De doorslag van dit oordeel in vergelijking tot de andere reality programma’s kan gevonden worden door de omstandigheid dat de deelnemers aan De Gouden Kooi, niet alleen aanwezig diende te zijn, maar tevens in opdracht en op instructie van producent Talpa opdrachten dienden uit te voeren en daarnaast gedurende hun aanwezigheid in De Gouden Kooi een maandelijkse vergoeding ontvingen, die aangemerkt dient te worden als loon voor de verrichte prestaties.
Om die reden had Natasia recht op een WW-Uitkering en diende Terror Jaap het nodige af te dragen aan loonbelasting.
Uniek en opmerkelijk zijn beide situaties wel.
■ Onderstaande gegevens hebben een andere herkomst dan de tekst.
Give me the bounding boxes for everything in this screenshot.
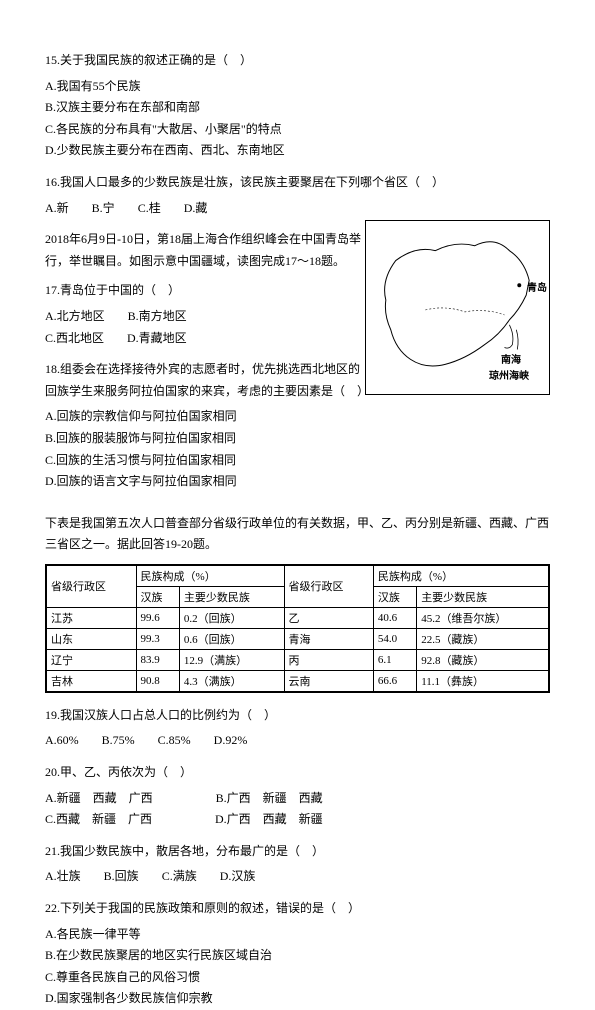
- q21-optA: A.壮族: [45, 866, 81, 888]
- q17-optC: C.西北地区: [45, 328, 104, 350]
- q22-optC: C.尊重各民族自己的风俗习惯: [45, 967, 550, 989]
- th-region2: 省级行政区: [284, 565, 373, 608]
- q15-optC: C.各民族的分布具有"大散居、小聚居"的特点: [45, 119, 550, 141]
- q22-optA: A.各民族一律平等: [45, 924, 550, 946]
- q15-optA: A.我国有55个民族: [45, 76, 550, 98]
- question-21: 21.我国少数民族中，散居各地，分布最广的是（ ） A.壮族 B.回族 C.满族…: [45, 841, 550, 888]
- question-18: 18.组委会在选择接待外宾的志愿者时，优先挑选西北地区的回族学生来服务阿拉伯国家…: [45, 359, 365, 493]
- question-19: 19.我国汉族人口占总人口的比例约为（ ） A.60% B.75% C.85% …: [45, 705, 550, 752]
- q20-text: 20.甲、乙、丙依次为（ ）: [45, 762, 550, 784]
- table-row: 辽宁 83.9 12.9（满族） 丙 6.1 92.8（藏族）: [46, 649, 549, 670]
- q20-optC: C.西藏 新疆 广西: [45, 809, 152, 831]
- q19-text: 19.我国汉族人口占总人口的比例约为（ ）: [45, 705, 550, 727]
- q22-optB: B.在少数民族聚居的地区实行民族区域自治: [45, 945, 550, 967]
- q17-optD: D.青藏地区: [127, 328, 187, 350]
- question-17: 17.青岛位于中国的（ ） A.北方地区 B.南方地区 C.西北地区 D.青藏地…: [45, 280, 365, 349]
- q16-optD: D.藏: [184, 198, 208, 220]
- intro-19-20: 下表是我国第五次人口普查部分省级行政单位的有关数据，甲、乙、丙分别是新疆、西藏、…: [45, 513, 550, 556]
- q19-optD: D.92%: [214, 730, 248, 752]
- q21-optB: B.回族: [104, 866, 139, 888]
- intro-17-18: 2018年6月9日-10日，第18届上海合作组织峰会在中国青岛举行，举世瞩目。如…: [45, 229, 365, 272]
- q20-optA: A.新疆 西藏 广西: [45, 788, 153, 810]
- q20-optD: D.广西 西藏 新疆: [215, 809, 323, 831]
- th-comp1: 民族构成（%）: [136, 565, 284, 587]
- question-20: 20.甲、乙、丙依次为（ ） A.新疆 西藏 广西 B.广西 新疆 西藏 C.西…: [45, 762, 550, 831]
- q17-optB: B.南方地区: [128, 306, 187, 328]
- q21-optD: D.汉族: [220, 866, 256, 888]
- q21-optC: C.满族: [162, 866, 197, 888]
- th-min1: 主要少数民族: [179, 586, 284, 607]
- china-map: 青岛 南海 琼州海峡: [365, 220, 550, 395]
- ethnic-table: 省级行政区 民族构成（%） 省级行政区 民族构成（%） 汉族 主要少数民族 汉族…: [45, 564, 550, 693]
- th-region1: 省级行政区: [46, 565, 136, 608]
- q18-optD: D.回族的语言文字与阿拉伯国家相同: [45, 471, 365, 493]
- q22-optD: D.国家强制各少数民族信仰宗教: [45, 988, 550, 1010]
- q19-optB: B.75%: [102, 730, 135, 752]
- question-15: 15.关于我国民族的叙述正确的是（ ） A.我国有55个民族 B.汉族主要分布在…: [45, 50, 550, 162]
- q17-text: 17.青岛位于中国的（ ）: [45, 280, 365, 302]
- table-row: 江苏 99.6 0.2（回族） 乙 40.6 45.2（维吾尔族）: [46, 607, 549, 628]
- label-strait: 琼州海峡: [489, 367, 529, 382]
- q16-text: 16.我国人口最多的少数民族是壮族，该民族主要聚居在下列哪个省区（ ）: [45, 172, 550, 194]
- q16-optA: A.新: [45, 198, 69, 220]
- q16-optB: B.宁: [92, 198, 115, 220]
- question-22: 22.下列关于我国的民族政策和原则的叙述，错误的是（ ） A.各民族一律平等 B…: [45, 898, 550, 1010]
- question-16: 16.我国人口最多的少数民族是壮族，该民族主要聚居在下列哪个省区（ ） A.新 …: [45, 172, 550, 219]
- q22-text: 22.下列关于我国的民族政策和原则的叙述，错误的是（ ）: [45, 898, 550, 920]
- q18-optA: A.回族的宗教信仰与阿拉伯国家相同: [45, 406, 365, 428]
- label-qingdao: 青岛: [527, 279, 547, 294]
- th-min2: 主要少数民族: [417, 586, 549, 607]
- q21-text: 21.我国少数民族中，散居各地，分布最广的是（ ）: [45, 841, 550, 863]
- q18-optC: C.回族的生活习惯与阿拉伯国家相同: [45, 450, 365, 472]
- th-comp2: 民族构成（%）: [373, 565, 549, 587]
- table-row: 吉林 90.8 4.3（满族） 云南 66.6 11.1（彝族）: [46, 670, 549, 692]
- q18-text: 18.组委会在选择接待外宾的志愿者时，优先挑选西北地区的回族学生来服务阿拉伯国家…: [45, 359, 365, 402]
- q15-text: 15.关于我国民族的叙述正确的是（ ）: [45, 50, 550, 72]
- q19-optA: A.60%: [45, 730, 79, 752]
- q15-optB: B.汉族主要分布在东部和南部: [45, 97, 550, 119]
- q16-optC: C.桂: [138, 198, 161, 220]
- q18-optB: B.回族的服装服饰与阿拉伯国家相同: [45, 428, 365, 450]
- q15-optD: D.少数民族主要分布在西南、西北、东南地区: [45, 140, 550, 162]
- q17-optA: A.北方地区: [45, 306, 105, 328]
- th-han1: 汉族: [136, 586, 179, 607]
- th-han2: 汉族: [373, 586, 416, 607]
- label-nanhai: 南海: [501, 351, 521, 366]
- q20-optB: B.广西 新疆 西藏: [216, 788, 323, 810]
- q19-optC: C.85%: [158, 730, 191, 752]
- table-row: 山东 99.3 0.6（回族） 青海 54.0 22.5（藏族）: [46, 628, 549, 649]
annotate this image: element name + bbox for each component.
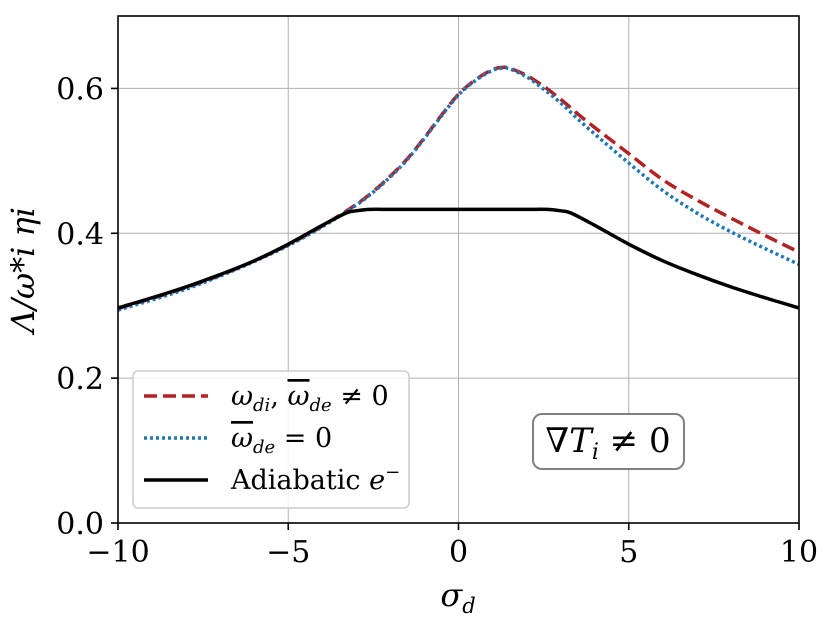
x-tick-label: 10: [780, 535, 818, 570]
x-axis-label: σd: [440, 576, 475, 618]
annotation: ∇Ti ≠ 0: [532, 413, 685, 470]
x-tick-label: 5: [619, 535, 638, 570]
y-tick-label: 0.2: [56, 362, 104, 397]
ticks: −10 −5 0 5 10 0.0 0.2 0.4 0.6: [56, 72, 818, 570]
x-axis-label-sub: d: [462, 594, 475, 618]
legend-box: [132, 370, 410, 509]
x-tick-label: 0: [449, 535, 468, 570]
y-tick-label: 0.4: [56, 217, 104, 252]
legend-label-adiabatic: Adiabatic e−: [230, 462, 400, 496]
y-tick-label: 0.0: [56, 507, 104, 542]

Of deze situaties zich in de toekomst snel zullen voordoen is niet waarschijnlijk, nu De Gouden Kooi een zogenoemde ‘one of a kind reality show’ was.
[1] Rb. Zwolle-Lelystad 3 oktober 2008, 08/284.
[2] CRvB, 25 maart 2010, LJN: BM1502.
[3] CRvB, 25 maart 2010, LJN: BM1502, overweging 3.1.
[4] HR, 25 maart 2011, LJN: BP3887, JAR 2011/109.
[5] HR 13 juli 2007, nr. C05/331, LJN: BA6231, NJ 2007/449.
[6] Gerechtshof ‘s-Gravehage, 23 juni 2011, LJN: BQ9031.
[7] HR 11 mei 2012, LJN: BW5408.
[8] HR 8 februari 2008, nr. 43514, LJN: BB3896, BNB 2008/82.